1. Future Legend 01:05
2. Diamond Dogs 05:56
3. Sweet Thing 03:39
4. Candidate 02:40
5. Sweet Thing (Reprise) 02:31
6. Rebel Rebel 04:30
7. Rock 'n' Roll with Me 04:00
8. We Are the Dead 04:58
9. 1984 03:27
10. Big Brother 03:21
11. Chant of the Ever Circling Skeletal Family 02:00
Total playing time 38:25

Chronique @ zvlorg

05 Novembre 2010
1973 est l’année qui symbolise le plus la grandeur et la décadence de Bowie. Il vient en effet de conquérir la planète rock avec ses 3 derniers albums, tous monumentaux et incontournables, mais sombre de plus en plus dans la drogue, une situation inconfortable quand on sait qu’il a la lourde tâche de passer après tant de chefs d’oeuvre. Même s’il n’est pas au mieux, il entame en 1974 un volte-face radical, d’abord en se séparant de ses Spiders From Mars, puis en élaborant un album concept plus étrange que d’habitude. Le résultat parait finalement sous le nom de Diamond Dogs, dont la pochette, assez difficile à regarder, en choquera plus d’un. Dans cet album, il met en scène les créatures illustrées sur la pochette dans un cadre inspiré du roman 1984 d’Orwell (initialement l’album devait être plus centré sur ce thème mais un problème de droit d’auteur l’en a empêché).

Musicalement, on ne peut pas dire que le début de l’album sonne la révolution, et ce n’est pas forcément un mal, le morceau-titre Diamond Dogs est un glam rock bondissant tout aussi efficace que ceux présents sur Aladdin Sane. Par la suite, Bowie entame un titre en 3 parties, Sweet Thing, Candidate et Sweet Thing (Reprise). Cet ambitieux triptyque commence de la meilleure des manières, la première partie fait penser à la pop décalée du morceau-titre d’Aladdin Sane, et en atteint les sommets. C’est par la suite que les choses se gâtent sérieusement, Candidate commence bien mais se perd dans un récit sans fin de textes assez difficiles à suivre, tandis que musicalement le thème se répète sans fin. Quant à la reprise de Sweet Thing, on aurait largement pu s’en passer, le thème précédent est de nouveau répété, avant une fin bruyante traversée par des sons aigus et sifflants, difficile d’y trouver un quelconque intérêt.

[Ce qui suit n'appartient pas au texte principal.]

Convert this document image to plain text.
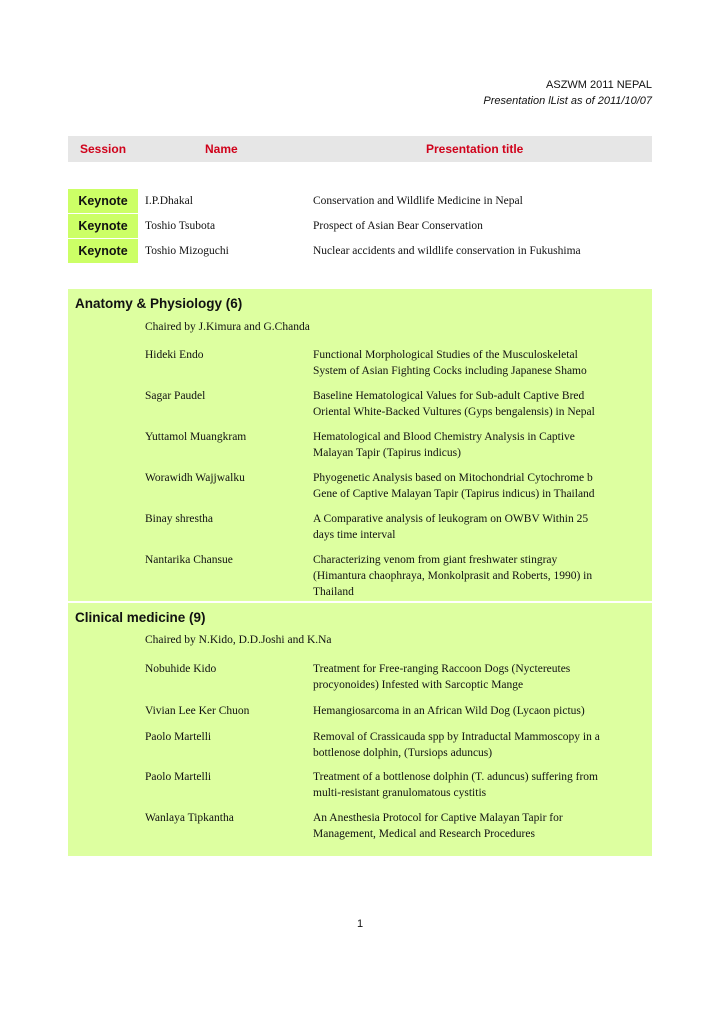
ASZWM 2011 NEPAL
Presentation lList as of 2011/10/07
Session	Name	Presentation title
Keynote	I.P.Dhakal	Conservation and Wildlife Medicine in Nepal
Keynote	Toshio Tsubota	Prospect of Asian Bear Conservation
Keynote	Toshio Mizoguchi	Nuclear accidents and wildlife conservation in Fukushima
Anatomy & Physiology (6)
Chaired by J.Kimura and G.Chanda
Hideki Endo	Functional Morphological Studies of the Musculoskeletal
System of Asian Fighting Cocks including Japanese Shamo
Sagar Paudel	Baseline Hematological Values for Sub-adult Captive Bred
Oriental White-Backed Vultures (Gyps bengalensis) in Nepal
Yuttamol Muangkram	Hematological and Blood Chemistry Analysis in Captive
Malayan Tapir (Tapirus indicus)
Worawidh Wajjwalku	Phyogenetic Analysis based on Mitochondrial Cytochrome b
Gene of Captive Malayan Tapir (Tapirus indicus) in Thailand
Binay shrestha	A Comparative analysis of leukogram on OWBV Within 25
days time interval
Nantarika Chansue	Characterizing venom from giant freshwater stingray
(Himantura chaophraya, Monkolprasit and Roberts, 1990) in
Thailand
Clinical medicine (9)
Chaired by N.Kido, D.D.Joshi and K.Na
Nobuhide Kido	Treatment for Free-ranging Raccoon Dogs (Nyctereutes
procyonoides) Infested with Sarcoptic Mange
Vivian Lee Ker Chuon	Hemangiosarcoma in an African Wild Dog (Lycaon pictus)
Paolo Martelli	Removal of Crassicauda spp by Intraductal Mammoscopy in a
bottlenose dolphin, (Tursiops aduncus)
Paolo Martelli	Treatment of a bottlenose dolphin (T. aduncus) suffering from
multi-resistant granulomatous cystitis
Wanlaya Tipkantha	An Anesthesia Protocol for Captive Malayan Tapir for
Management, Medical and Research Procedures
1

Après ce morceau en 3 actes qui est parti de haut pour descendre très bas, Bowie n’arrange pas les choses avec un Rock 'n' Roll with Me mielleux et barbant, suivi d’un We Are the Dead décousu et chaotique, dans lequel surnage une mélodie pourtant extraordinaire, mais qui ne dure pas plus de 3 secondes après chaque couplet. Big Brother, plus loin, constitue un nouvel échec, malgré un refrain très bien réussi, le reste est totalement désorganisé et part dans tout les sens, Bowie devrait pourtant savoir depuis le temps qu’on ne fait pas un bon titre juste avec un refrain. Ces nombreux passages moyens, voire ratés, en côtoient pourtant d’autres vraiment réussis, à commencer par Rebel Rebel, devenu depuis un immense classique, et pour cause, le riff est hyper efficace, tandis que la voix de Bowie est en tout point irrésistible, avec un refrain au bord des larmes qui demeure parmi les meilleurs moments de sa carrière. Et puis si jusque là l’inspiration du roman d’Orwell n’a pas été très productive (sur We Are the Dead et Big Brother), il en est autrement pour 1984, dans une pop/soul assez commerciale, Bowie arrive à y briller grâce de nouveau à sa voix et à son sens de la mélodie hérité des albums précédents.

Massacré par la critique, Diamond Dogs alterne le très bon et le pire. On n’avait en effet jamais vu David Bowie se louper à ce point sur autant de titres, mais il se montre tellement brillant sur ceux qu’il réussit qu’on ne peut considérer cet album comme un ratage complet, loin de là. En tout cas, si l’excuse de la drogue parait un peu facile, il n’est probablement pas anodin de trouver autant de passages chaotiques, délirants et surtout totalement improductifs à cette période, sa grande créativité a forcément été perturbée par ses addictions, et il est déjà temps pour lui, après seulement 7 ans de carrière discographique, de se refaire une santé.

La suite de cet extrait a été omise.